这篇博客详细介绍了在SLAM(Simultaneous Localization And Mapping)中处理点云数据的过程,包括时间同步、位姿推断、运动畸变校正、体素滤波和扫描匹配等步骤。首先,通过位姿推断器计算点云在不同时间点的位姿,然后将点云转换到局部坐标系并进行畸变校正。接着,应用自适应体素滤波减少数据量,并进行扫描匹配以找到最佳匹配位姿。最后,将处理后的点云写入子图,完成地图构建的一部分。整个过程涉及关键技术和算法,对于理解SLAM系统的工作原理至关重要。
1.处理点云数据LocalTrajectoryBuilder2D::AddRangeData
函数实现的功能:
1:依据分发出来的点云中每个点的时间(time),使用位姿推断器推断time时刻tracking坐标系的位姿。
2:依据1中推断出来的位姿将点云中的点转换到local坐标系下。
3:将传入的点云的origins坐标转到 local slam 坐标系下,
做运动畸变的去除相对于tracking_frame的hit坐标 转成 local坐标系下的坐标
两点相减得到距离 在激光有效范围内 的点保存起来。

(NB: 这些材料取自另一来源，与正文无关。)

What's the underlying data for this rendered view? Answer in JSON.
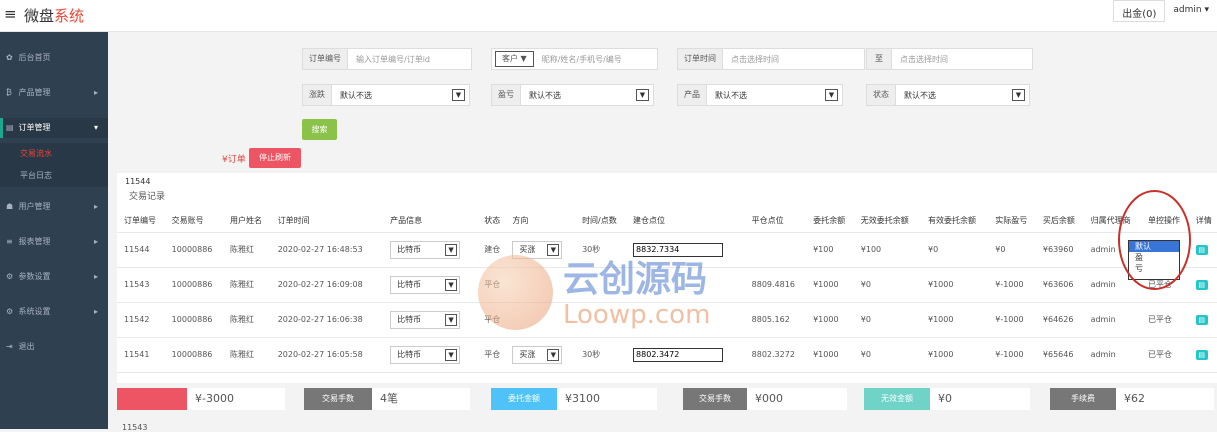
{
  "app": {
    "menu_icon": "hamburger-icon",
    "title_main": "微盘",
    "title_accent": "系统"
  },
  "topbar": {
    "out_label": "出金(0)",
    "user": "admin",
    "user_caret": "▾"
  },
  "sidebar": {
    "items": [
      {
        "icon": "home-icon",
        "glyph": "✿",
        "label": "后台首页"
      },
      {
        "icon": "bitcoin-icon",
        "glyph": "₿",
        "label": "产品管理",
        "arrow": "▸"
      },
      {
        "icon": "order-icon",
        "glyph": "▤",
        "label": "订单管理",
        "arrow": "▾"
      },
      {
        "icon": "user-icon",
        "glyph": "☗",
        "label": "用户管理",
        "arrow": "▸"
      },
      {
        "icon": "report-icon",
        "glyph": "≡",
        "label": "报表管理",
        "arrow": "▸"
      },
      {
        "icon": "gear-icon",
        "glyph": "⚙",
        "label": "参数设置",
        "arrow": "▸"
      },
      {
        "icon": "gears-icon",
        "glyph": "⚙",
        "label": "系统设置",
        "arrow": "▸"
      },
      {
        "icon": "logout-icon",
        "glyph": "⇥",
        "label": "退出"
      }
    ],
    "sub_items": [
      {
        "label": "交易流水"
      },
      {
        "label": "平台日志"
      }
    ]
  },
  "filters": {
    "order_no": {
      "label": "订单编号",
      "placeholder": "输入订单编号/订单id"
    },
    "customer": {
      "select": "客户",
      "placeholder": "昵称/姓名/手机号/编号"
    },
    "order_time": {
      "label": "订单时间",
      "placeholder": "点击选择时间"
    },
    "to": {
      "label": "至",
      "placeholder": "点击选择时间"
    },
    "updown": {
      "label": "涨跌",
      "value": "默认不选"
    },
    "profit": {
      "label": "盈亏",
      "value": "默认不选"
    },
    "product": {
      "label": "产品",
      "value": "默认不选"
    },
    "status": {
      "label": "状态",
      "value": "默认不选"
    },
    "dropdown_glyph": "▼",
    "search_button": "搜索"
  },
  "order_controls": {
    "tag": "¥订单",
    "stop_refresh": "停止刷新"
  },
  "panel": {
    "id": "11544",
    "title": "交易记录"
  },
  "table": {
    "headers": [
      "订单编号",
      "交易账号",
      "用户姓名",
      "订单时间",
      "产品信息",
      "状态",
      "方向",
      "时间/点数",
      "建仓点位",
      "平仓点位",
      "委托余额",
      "无效委托余额",
      "有效委托余额",
      "实际盈亏",
      "买后余额",
      "归属代理商",
      "单控操作",
      "详情"
    ],
    "rows": [
      {
        "id": "11544",
        "account": "10000886",
        "name": "陈雅红",
        "time": "2020-02-27 16:48:53",
        "product": "比特币",
        "status": "建仓",
        "direction": "买涨",
        "period": "30秒",
        "open": "8832.7334",
        "close": "",
        "entrust": "¥100",
        "invalid": "¥100",
        "valid": "¥0",
        "pl": "¥0",
        "after": "¥63960",
        "agent": "admin",
        "ctl": "",
        "detail": "▤"
      },
      {
        "id": "11543",
        "account": "10000886",
        "name": "陈雅红",
        "time": "2020-02-27 16:09:08",
        "product": "比特币",
        "status": "平仓",
        "direction": "",
        "period": "",
        "open": "",
        "close": "8809.4816",
        "entrust": "¥1000",
        "invalid": "¥0",
        "valid": "¥1000",
        "pl": "¥-1000",
        "after": "¥63606",
        "agent": "admin",
        "ctl": "已平仓",
        "detail": "▤"
      },
      {
        "id": "11542",
        "account": "10000886",
        "name": "陈雅红",
        "time": "2020-02-27 16:06:38",
        "product": "比特币",
        "status": "平仓",
        "direction": "",
        "period": "",
        "open": "",
        "close": "8805.162",
        "entrust": "¥1000",
        "invalid": "¥0",
        "valid": "¥1000",
        "pl": "¥-1000",
        "after": "¥64626",
        "agent": "admin",
        "ctl": "已平仓",
        "detail": "▤"
      },
      {
        "id": "11541",
        "account": "10000886",
        "name": "陈雅红",
        "time": "2020-02-27 16:05:58",
        "product": "比特币",
        "status": "平仓",
        "direction": "买涨",
        "period": "30秒",
        "open": "8802.3472",
        "close": "8802.3272",
        "entrust": "¥1000",
        "invalid": "¥0",
        "valid": "¥1000",
        "pl": "¥-1000",
        "after": "¥65646",
        "agent": "admin",
        "ctl": "已平仓",
        "detail": "▤"
      }
    ],
    "ctl_options": [
      "默认",
      "盈",
      "亏"
    ]
  },
  "summary": [
    {
      "label": "",
      "value": "¥-3000",
      "color": "#ed5565"
    },
    {
      "label": "交易手数",
      "value": "4笔",
      "color": "#777777"
    },
    {
      "label": "委托金额",
      "value": "¥3100",
      "color": "#4fc3f7"
    },
    {
      "label": "交易手数",
      "value": "¥000",
      "color": "#777777"
    },
    {
      "label": "无效金额",
      "value": "¥0",
      "color": "#6fd3c8"
    },
    {
      "label": "手续费",
      "value": "¥62",
      "color": "#777777"
    }
  ],
  "watermark": {
    "cn": "云创源码",
    "en": "Loowp.com"
  },
  "bottom": {
    "id": "11543"
  },
  "colors": {
    "sidebar": "#2f4050",
    "accent_red": "#e8473a",
    "green": "#1ab394",
    "search_btn": "#8bc34a",
    "stop_btn": "#ed5565"
  }
}
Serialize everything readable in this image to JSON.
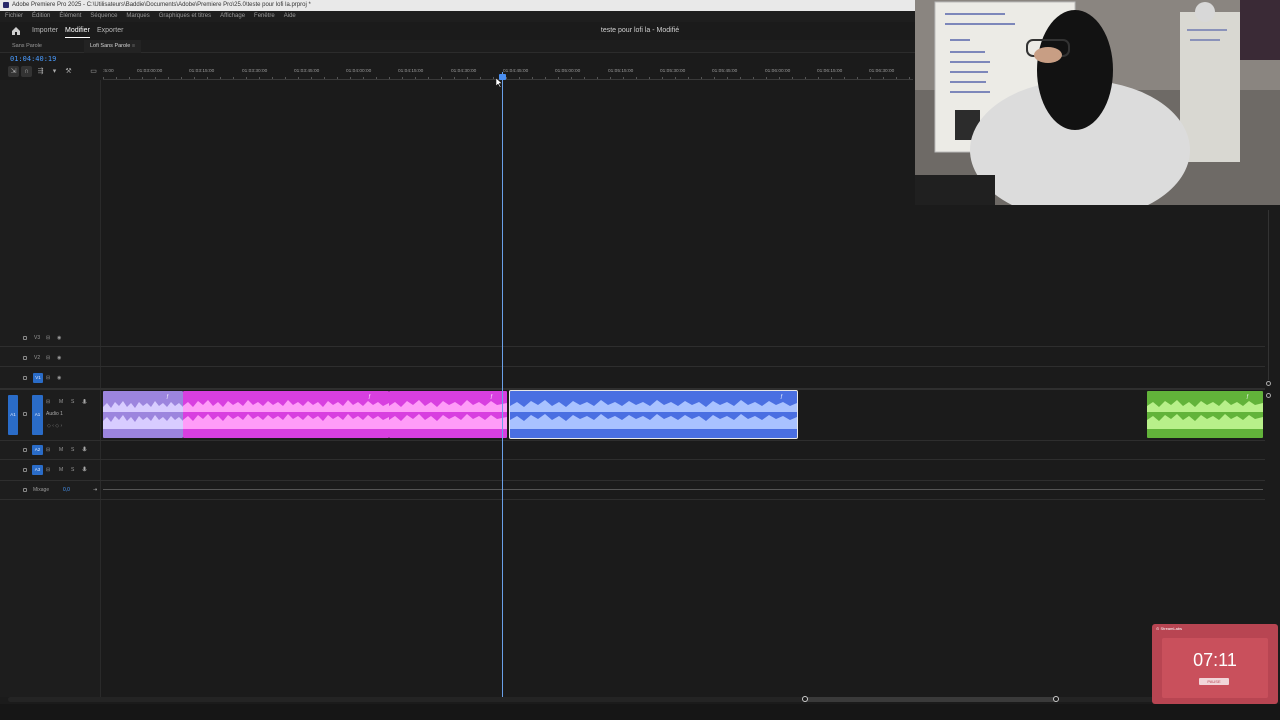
{
  "window": {
    "title": "Adobe Premiere Pro 2025 - C:\\Utilisateurs\\Baddie\\Documents\\Adobe\\Premiere Pro\\25.0\\teste pour lofi la.prproj *"
  },
  "menu": [
    "Fichier",
    "Édition",
    "Élément",
    "Séquence",
    "Marques",
    "Graphiques et titres",
    "Affichage",
    "Fenêtre",
    "Aide"
  ],
  "workspace": {
    "tabs": [
      {
        "label": "Importer"
      },
      {
        "label": "Modifier"
      },
      {
        "label": "Exporter"
      }
    ],
    "active_tab": "Modifier",
    "doc_title": "teste pour lofi la - Modifié"
  },
  "sequences": [
    {
      "label": "Sans Parole"
    },
    {
      "label": "Lofi Sans Parole"
    }
  ],
  "timeline": {
    "timecode": "01:04:40:19",
    "ruler_labels": [
      ":5:00",
      "01:03:00:00",
      "01:03:15:00",
      "01:03:30:00",
      "01:03:45:00",
      "01:04:00:00",
      "01:04:15:00",
      "01:04:30:00",
      "01:04:45:00",
      "01:05:00:00",
      "01:05:15:00",
      "01:05:30:00",
      "01:05:45:00",
      "01:06:00:00",
      "01:06:15:00",
      "01:06:30:00"
    ],
    "video_tracks": [
      {
        "name": "V3"
      },
      {
        "name": "V2"
      },
      {
        "name": "V1"
      }
    ],
    "audio_tracks": [
      {
        "name": "A1",
        "label": "Audio 1",
        "m": "M",
        "s": "S"
      },
      {
        "name": "A2",
        "m": "M",
        "s": "S"
      },
      {
        "name": "A3",
        "m": "M",
        "s": "S"
      }
    ],
    "mix": {
      "label": "Mixage",
      "value": "0,0"
    },
    "clip_colors": {
      "lavender": "#a48ee8",
      "magenta": "#e04ce6",
      "blue": "#4d73e6",
      "green": "#6cc03c"
    }
  },
  "timer_widget": {
    "time": "07:11",
    "header": "⊙ StreamLabs",
    "button": "PAUSE"
  },
  "icons": [
    "home-icon",
    "lock-icon",
    "eye-icon",
    "mic-icon",
    "wrench-icon",
    "magnet-icon",
    "marker-icon",
    "fx-icon"
  ]
}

(此时此刻点云中的点到其对应的原点距离,距离超过最大值(传感器最大值),要做特别的处理)。
4:将3得到点云做自适应体素滤波,并做匹配。
5:根据匹配结果将点云写入submap
6:把匹配得到的位姿加入位姿推断器
/**
* @brief 处理点云数据, 进行扫描匹配, 将点云写成地图
*
* @param[in] sensor_id 点云数据对应的话题名称
* @param[in] unsynchronized_data 传入的点云数据
* @return std::unique_ptr<LocalTrajectoryBuilder2D::MatchingResult> 匹配后的结果
*/
std::unique_ptr<LocalTrajectoryBuilder2D::MatchingResult>
LocalTrajectoryBuilder2D::AddRangeData(
const std::string& sensor_id,
const sensor::TimedPointCloudData& unsynchronized_data) {
// Step: 1 进行多个雷达点云数据的时间同步, 点云的坐标是相对于tracking_frame的
auto synchronized_data =
range_data_collator_.AddRangeData(sensor_id, unsynchronized_data);
if (synchronized_data.ranges.empty()) {
LOG(INFO) << "Range data collator filling buffer.";
return nullptr;
}
const common::Time& time = synchronized_data.time;
// Initialize extrapolator now if we do not ever use an IMU.
// 如果不用imu, 就在雷达这初始化位姿推测器
if (!options_.use_imu_data()) {
InitializeExtrapolator(time);
}
if (extrapolator_ == nullptr) {
// Until we've initialized the extrapolator with our first IMU message, we
// cannot compute the orientation of the rangefinder.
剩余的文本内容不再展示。